3 Best John Patrick Shanley Monologues

Moonstruck (Ronny Cammareri)

Moonstruck (Ronny Cammareri)

Category: Movie Role: Ronny Cammareri From: Moonstruck

Yeah. Everything seems like nothing to me now against I want you in my bed. I don’t care if I burn in hell. I don’t care if you burn in hell. The Past and the Future is a joke to me now. I see that they’re nothin’. I see they ain’t here. The only thing that’s here is you and me…Come upstairs. I don’t care why you come. No, that’s not what I mean. Loretta, I love you. Not, not like they told you love is and I didn’t know this either. But love don’t make things nice, it ruins everything! It breaks your heart, it makes things a mess. We, we aren’t here to make things perfect. Snowflakes are perfect, stars are perfect. Not us! Not us! We are here to ruin ourselves and, and to break our hearts and love the wrong people and, and die! I mean that the storybooks are bullshit. Now I want you to come upstairs with me and, and get in my bed. Come on, come on, come on.

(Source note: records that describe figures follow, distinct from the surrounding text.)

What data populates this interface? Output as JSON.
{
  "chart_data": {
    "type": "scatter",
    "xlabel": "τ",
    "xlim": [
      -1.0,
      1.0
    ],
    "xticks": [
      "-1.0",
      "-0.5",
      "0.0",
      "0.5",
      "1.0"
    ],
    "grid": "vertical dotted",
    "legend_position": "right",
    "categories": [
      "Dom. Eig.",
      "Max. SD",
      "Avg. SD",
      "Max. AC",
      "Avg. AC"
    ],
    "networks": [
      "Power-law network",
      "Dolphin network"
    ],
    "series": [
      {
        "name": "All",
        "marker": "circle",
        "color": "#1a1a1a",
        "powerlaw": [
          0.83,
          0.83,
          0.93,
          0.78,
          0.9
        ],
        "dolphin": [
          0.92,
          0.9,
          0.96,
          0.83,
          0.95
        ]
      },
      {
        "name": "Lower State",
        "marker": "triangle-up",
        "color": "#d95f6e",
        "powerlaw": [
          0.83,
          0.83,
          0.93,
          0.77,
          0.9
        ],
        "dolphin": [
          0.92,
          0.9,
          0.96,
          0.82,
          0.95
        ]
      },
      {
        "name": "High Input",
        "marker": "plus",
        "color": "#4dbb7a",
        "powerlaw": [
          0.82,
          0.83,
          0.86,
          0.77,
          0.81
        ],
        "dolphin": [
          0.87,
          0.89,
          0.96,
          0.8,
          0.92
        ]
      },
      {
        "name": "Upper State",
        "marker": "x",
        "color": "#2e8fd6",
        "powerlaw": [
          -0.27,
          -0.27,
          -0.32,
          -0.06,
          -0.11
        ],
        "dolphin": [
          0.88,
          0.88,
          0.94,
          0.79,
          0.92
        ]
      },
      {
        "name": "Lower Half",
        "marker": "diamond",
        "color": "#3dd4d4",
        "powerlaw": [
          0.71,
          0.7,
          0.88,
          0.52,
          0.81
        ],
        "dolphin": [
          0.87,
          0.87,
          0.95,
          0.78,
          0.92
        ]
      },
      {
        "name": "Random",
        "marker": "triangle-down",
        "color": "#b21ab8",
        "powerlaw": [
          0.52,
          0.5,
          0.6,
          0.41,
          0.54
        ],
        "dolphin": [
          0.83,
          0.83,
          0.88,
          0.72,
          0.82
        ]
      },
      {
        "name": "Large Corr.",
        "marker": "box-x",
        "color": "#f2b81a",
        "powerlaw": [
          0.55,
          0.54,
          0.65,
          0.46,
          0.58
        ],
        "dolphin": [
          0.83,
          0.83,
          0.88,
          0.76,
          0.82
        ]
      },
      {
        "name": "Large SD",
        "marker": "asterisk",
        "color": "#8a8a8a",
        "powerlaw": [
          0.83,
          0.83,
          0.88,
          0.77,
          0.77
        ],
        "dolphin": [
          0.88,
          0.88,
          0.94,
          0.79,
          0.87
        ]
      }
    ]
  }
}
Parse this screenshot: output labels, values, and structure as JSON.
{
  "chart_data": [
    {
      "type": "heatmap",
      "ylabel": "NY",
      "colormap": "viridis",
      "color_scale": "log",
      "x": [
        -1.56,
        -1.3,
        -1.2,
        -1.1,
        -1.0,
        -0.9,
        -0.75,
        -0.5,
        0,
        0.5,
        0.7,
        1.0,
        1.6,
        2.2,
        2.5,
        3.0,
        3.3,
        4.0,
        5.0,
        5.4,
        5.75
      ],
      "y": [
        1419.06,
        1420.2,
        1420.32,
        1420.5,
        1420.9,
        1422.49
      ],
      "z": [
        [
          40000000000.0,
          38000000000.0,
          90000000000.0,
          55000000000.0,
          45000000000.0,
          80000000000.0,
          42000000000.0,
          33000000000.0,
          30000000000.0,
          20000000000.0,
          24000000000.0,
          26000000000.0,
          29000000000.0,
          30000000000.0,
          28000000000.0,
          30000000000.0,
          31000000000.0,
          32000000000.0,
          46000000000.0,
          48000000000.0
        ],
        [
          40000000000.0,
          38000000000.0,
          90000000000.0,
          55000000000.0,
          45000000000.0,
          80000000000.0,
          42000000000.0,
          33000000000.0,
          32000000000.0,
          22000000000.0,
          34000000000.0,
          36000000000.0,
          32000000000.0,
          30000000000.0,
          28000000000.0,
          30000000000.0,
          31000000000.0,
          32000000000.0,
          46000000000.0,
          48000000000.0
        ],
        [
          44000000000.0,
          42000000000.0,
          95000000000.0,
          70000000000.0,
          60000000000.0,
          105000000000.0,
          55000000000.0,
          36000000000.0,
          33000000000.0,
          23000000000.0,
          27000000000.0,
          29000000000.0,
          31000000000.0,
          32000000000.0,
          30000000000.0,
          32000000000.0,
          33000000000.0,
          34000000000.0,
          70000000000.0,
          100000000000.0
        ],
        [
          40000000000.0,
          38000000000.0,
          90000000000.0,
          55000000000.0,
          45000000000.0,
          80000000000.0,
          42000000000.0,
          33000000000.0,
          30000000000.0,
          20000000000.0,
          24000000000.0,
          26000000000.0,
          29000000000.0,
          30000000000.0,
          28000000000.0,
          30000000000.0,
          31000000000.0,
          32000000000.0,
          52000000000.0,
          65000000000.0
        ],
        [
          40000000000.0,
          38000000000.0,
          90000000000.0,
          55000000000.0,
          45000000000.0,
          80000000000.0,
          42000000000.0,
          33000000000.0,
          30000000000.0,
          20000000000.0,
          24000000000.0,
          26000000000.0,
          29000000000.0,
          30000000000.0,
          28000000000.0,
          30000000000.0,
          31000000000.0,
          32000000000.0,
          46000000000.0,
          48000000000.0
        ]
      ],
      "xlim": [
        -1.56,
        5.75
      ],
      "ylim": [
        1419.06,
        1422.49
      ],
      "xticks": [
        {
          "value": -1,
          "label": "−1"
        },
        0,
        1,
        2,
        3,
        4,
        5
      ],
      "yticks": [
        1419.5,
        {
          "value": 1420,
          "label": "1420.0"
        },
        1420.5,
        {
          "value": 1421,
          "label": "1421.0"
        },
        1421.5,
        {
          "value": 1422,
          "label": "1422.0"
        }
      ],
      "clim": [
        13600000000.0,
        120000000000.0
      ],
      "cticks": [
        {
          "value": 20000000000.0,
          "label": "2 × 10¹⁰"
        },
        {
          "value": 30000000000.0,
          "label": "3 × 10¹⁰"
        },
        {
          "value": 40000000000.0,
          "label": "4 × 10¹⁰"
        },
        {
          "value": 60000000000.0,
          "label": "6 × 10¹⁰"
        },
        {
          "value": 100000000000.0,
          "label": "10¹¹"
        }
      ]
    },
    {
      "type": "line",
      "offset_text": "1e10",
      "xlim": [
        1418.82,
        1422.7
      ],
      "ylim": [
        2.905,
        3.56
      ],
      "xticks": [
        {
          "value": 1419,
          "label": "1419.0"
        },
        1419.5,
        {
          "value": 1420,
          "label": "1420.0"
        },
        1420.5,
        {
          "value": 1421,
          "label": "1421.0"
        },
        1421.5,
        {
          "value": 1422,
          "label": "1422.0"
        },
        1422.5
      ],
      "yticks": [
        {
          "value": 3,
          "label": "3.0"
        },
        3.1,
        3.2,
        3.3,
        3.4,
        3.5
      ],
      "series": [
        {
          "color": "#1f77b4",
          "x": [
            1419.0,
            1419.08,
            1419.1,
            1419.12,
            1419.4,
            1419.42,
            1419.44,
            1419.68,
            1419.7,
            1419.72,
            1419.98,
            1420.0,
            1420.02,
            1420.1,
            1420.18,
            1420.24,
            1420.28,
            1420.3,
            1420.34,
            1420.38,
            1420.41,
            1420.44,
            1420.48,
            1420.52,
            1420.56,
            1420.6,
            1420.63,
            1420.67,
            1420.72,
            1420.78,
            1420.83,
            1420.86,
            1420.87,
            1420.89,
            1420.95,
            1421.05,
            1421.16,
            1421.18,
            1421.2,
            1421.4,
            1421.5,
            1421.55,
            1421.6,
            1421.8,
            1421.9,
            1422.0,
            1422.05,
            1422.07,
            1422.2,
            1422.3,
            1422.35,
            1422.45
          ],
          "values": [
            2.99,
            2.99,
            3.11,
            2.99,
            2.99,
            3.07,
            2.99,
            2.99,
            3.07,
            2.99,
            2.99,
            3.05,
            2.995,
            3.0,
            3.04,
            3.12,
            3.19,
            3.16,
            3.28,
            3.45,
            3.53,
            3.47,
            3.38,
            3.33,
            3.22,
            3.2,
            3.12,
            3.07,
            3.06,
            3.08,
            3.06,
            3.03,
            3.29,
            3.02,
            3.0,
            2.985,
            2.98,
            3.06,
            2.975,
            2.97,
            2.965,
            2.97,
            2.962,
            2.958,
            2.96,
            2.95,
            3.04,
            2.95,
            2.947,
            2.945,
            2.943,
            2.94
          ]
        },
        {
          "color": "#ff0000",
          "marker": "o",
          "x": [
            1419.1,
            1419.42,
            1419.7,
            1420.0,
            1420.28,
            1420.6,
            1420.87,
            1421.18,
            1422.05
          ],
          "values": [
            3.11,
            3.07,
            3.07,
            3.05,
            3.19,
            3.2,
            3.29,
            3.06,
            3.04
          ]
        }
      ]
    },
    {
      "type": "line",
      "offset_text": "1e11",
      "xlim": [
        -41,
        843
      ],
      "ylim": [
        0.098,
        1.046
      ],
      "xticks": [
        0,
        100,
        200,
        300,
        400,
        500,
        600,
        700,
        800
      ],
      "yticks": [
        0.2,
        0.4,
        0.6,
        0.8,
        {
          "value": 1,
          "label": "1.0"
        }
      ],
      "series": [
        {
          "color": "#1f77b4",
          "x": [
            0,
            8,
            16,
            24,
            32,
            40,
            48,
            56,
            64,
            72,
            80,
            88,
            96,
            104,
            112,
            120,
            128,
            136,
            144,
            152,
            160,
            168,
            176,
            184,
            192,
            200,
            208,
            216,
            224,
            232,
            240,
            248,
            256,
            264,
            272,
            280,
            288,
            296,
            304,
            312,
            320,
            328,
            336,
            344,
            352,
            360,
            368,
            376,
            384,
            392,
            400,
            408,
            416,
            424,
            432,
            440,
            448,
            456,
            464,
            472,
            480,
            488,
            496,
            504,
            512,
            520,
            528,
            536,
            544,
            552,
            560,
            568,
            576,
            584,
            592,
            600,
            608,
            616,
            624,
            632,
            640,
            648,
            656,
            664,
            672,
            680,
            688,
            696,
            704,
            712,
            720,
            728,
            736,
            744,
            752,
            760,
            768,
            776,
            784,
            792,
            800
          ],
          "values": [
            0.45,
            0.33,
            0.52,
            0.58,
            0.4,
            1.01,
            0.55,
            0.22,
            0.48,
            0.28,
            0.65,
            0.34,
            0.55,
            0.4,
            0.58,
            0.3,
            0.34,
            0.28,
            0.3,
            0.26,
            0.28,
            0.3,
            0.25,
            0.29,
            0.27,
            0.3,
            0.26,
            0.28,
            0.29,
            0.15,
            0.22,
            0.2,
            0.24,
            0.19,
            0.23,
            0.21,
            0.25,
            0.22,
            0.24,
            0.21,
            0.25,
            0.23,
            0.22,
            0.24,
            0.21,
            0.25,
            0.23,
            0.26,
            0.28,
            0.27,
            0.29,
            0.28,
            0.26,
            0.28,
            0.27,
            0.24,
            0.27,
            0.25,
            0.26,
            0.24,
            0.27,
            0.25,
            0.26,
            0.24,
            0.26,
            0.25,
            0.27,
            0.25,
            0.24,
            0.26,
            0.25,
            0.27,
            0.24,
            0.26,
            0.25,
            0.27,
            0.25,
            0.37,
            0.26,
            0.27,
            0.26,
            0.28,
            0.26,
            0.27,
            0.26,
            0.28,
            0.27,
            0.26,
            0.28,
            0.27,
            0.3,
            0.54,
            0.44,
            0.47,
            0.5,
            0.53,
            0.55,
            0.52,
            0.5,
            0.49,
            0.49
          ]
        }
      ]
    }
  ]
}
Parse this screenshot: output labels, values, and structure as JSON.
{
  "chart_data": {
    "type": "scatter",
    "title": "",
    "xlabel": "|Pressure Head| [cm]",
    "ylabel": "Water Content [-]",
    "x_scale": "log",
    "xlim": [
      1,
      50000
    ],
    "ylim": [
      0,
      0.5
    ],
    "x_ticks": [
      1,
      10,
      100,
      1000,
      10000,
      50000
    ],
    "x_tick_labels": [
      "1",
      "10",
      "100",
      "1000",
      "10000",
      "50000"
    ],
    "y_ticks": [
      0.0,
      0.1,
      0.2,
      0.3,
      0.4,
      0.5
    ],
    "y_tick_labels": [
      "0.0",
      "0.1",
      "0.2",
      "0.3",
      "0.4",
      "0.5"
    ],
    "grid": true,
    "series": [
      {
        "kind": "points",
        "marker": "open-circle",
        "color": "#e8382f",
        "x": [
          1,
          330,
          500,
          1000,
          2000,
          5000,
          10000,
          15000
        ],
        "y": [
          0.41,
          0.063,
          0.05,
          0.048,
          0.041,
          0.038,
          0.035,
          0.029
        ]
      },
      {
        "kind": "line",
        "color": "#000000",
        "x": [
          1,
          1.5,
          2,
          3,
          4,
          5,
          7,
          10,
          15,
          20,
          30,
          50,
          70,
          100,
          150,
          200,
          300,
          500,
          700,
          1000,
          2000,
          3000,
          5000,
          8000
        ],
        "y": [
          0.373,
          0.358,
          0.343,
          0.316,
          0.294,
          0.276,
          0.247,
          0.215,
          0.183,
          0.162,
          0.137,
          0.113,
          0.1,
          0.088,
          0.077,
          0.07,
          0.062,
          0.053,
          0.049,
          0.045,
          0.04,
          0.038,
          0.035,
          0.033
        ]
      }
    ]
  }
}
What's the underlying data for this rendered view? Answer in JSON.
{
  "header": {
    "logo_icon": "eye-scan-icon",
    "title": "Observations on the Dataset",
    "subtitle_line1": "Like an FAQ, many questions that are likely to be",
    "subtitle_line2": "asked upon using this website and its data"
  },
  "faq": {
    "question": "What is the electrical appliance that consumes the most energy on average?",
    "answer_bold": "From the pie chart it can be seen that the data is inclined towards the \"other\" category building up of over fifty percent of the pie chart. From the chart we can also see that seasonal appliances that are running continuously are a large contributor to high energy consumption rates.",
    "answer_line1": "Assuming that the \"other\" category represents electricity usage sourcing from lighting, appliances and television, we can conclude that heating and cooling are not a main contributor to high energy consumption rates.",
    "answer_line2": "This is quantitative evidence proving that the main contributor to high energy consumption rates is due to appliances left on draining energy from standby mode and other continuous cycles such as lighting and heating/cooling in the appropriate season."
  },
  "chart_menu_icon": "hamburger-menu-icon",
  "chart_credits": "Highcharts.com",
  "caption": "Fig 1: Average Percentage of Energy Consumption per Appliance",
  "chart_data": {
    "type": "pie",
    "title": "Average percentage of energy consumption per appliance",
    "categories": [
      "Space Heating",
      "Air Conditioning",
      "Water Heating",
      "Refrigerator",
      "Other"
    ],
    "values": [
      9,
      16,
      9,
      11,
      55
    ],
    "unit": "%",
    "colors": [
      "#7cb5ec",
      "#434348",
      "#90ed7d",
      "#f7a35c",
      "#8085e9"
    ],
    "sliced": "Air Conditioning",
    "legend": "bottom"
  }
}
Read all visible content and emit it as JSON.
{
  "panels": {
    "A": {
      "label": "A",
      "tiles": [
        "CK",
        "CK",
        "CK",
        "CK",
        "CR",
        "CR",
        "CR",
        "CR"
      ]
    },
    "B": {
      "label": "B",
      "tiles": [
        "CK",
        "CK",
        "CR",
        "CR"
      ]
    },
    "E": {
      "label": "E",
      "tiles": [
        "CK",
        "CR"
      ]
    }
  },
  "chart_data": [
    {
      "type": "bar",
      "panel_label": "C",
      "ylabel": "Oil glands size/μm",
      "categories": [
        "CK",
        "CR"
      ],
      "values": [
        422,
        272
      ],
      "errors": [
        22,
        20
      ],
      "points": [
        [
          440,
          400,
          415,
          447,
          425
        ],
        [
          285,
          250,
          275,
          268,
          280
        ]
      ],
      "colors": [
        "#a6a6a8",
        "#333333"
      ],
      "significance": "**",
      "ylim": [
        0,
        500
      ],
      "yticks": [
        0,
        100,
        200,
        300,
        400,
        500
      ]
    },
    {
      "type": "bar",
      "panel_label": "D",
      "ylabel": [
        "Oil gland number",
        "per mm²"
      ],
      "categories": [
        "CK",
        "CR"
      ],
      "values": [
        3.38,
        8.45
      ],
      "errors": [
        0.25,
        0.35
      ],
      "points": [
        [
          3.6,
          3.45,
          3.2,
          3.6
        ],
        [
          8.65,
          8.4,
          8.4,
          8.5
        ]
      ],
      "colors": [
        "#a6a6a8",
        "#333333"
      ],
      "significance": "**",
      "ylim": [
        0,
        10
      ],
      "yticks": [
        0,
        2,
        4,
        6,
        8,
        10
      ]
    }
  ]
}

Joe Versus The Volcano (Joe Banks)

Joe Versus The Volcano (Joe Banks)

Category: Movie Role: Joe Banks From: Joe Versus The Volcano

Mr. Waturi, Frank. I quit….I’ve been working here four and a half years. The work I did I probably could have done in six months. That leaves four years left over. Four years. If I had them now, like gold in my hand. Here, this is for you. Goodbye, DeDe. This life. Life, what a joke! This situation, this room. You look terrible, Mr. Waturi. You look like a bag of shit stuffed in a cheap suit. Not that anybody could look good under these zombie lights. I can feel them sucking the juice out of my eyeballs. Suck suck suck suck suck. $300 bucks a week. That’s the news. For $300 bucks a week, I’ve lived in this sink, this used rubber. … Don’t you think I know that, Frank? Don’t you think I’m aware that there is a woman here? I can smell her, like a flower. I can taste her like sugar on my tongue. When I’m 20 feet away, I can hear the fabric of her dress when she moves in her chair. Not that I’ve done anything about it. I’ve gone all day, every day, not doing, not saying, not taking the chance, for $300 dollars a week. And Frank, the coffee, it stinks. It tastes like arsenic. These lights give me a headache. If they don’t give you a headache, you must be dead, so let’s arrange the funeral. You’re not tellin’ me nothin’. Why, I ask myself, why have I put up with you, I can’t imagine. But I know. It’s fear. Yellow freakin’ fear. I’ve been too chickenshit afraid to live my life, so I sold it to you for $300 freakin’ dollars a week! You are lucky I don’t kill you! You’re lucky I don’t rip your freakin’ throat out! But I’m not going to! And maybe you’re not so lucky at that. ‘Cause I’m gonna leave you here, Mr. Wahoo Waturi. And what could be worse than that? … DeDe?… How about dinner tonight?

Doubt (Mrs. Miller)

Doubt (Mrs. Miller)

Category: Movie Role: Mrs. Miller From: Doubt

You accept what you got to accept and you work with it. … Well he’s got to be somewhere, maybe he’s doin’ some good too … Well maybe some of them boys want to get caught. … That’s why his father beat him. Not the wine. … I’m talkin’ about the boy’s nature, nun. Not anything he’s done. You can’t hold a child responsible for what God gave him to be. … But then there’s the boy’s nature … Forget it then. Forcing people to say things. My boy came to your school ‘cause they were gonna kill him in the public schools. His father don’t like him. He come to your school, kids don’t like him. One man is good to him, this priest. And does a man have his reasons? Yes. Everybody does. You have your reasons but, do I ask the man why he’s good to my son? No. I don’t care why. My son needs some man to care about him. And to see him through the way he wants to go. And thank God this educated man, with some kindness in him, wants to do just that.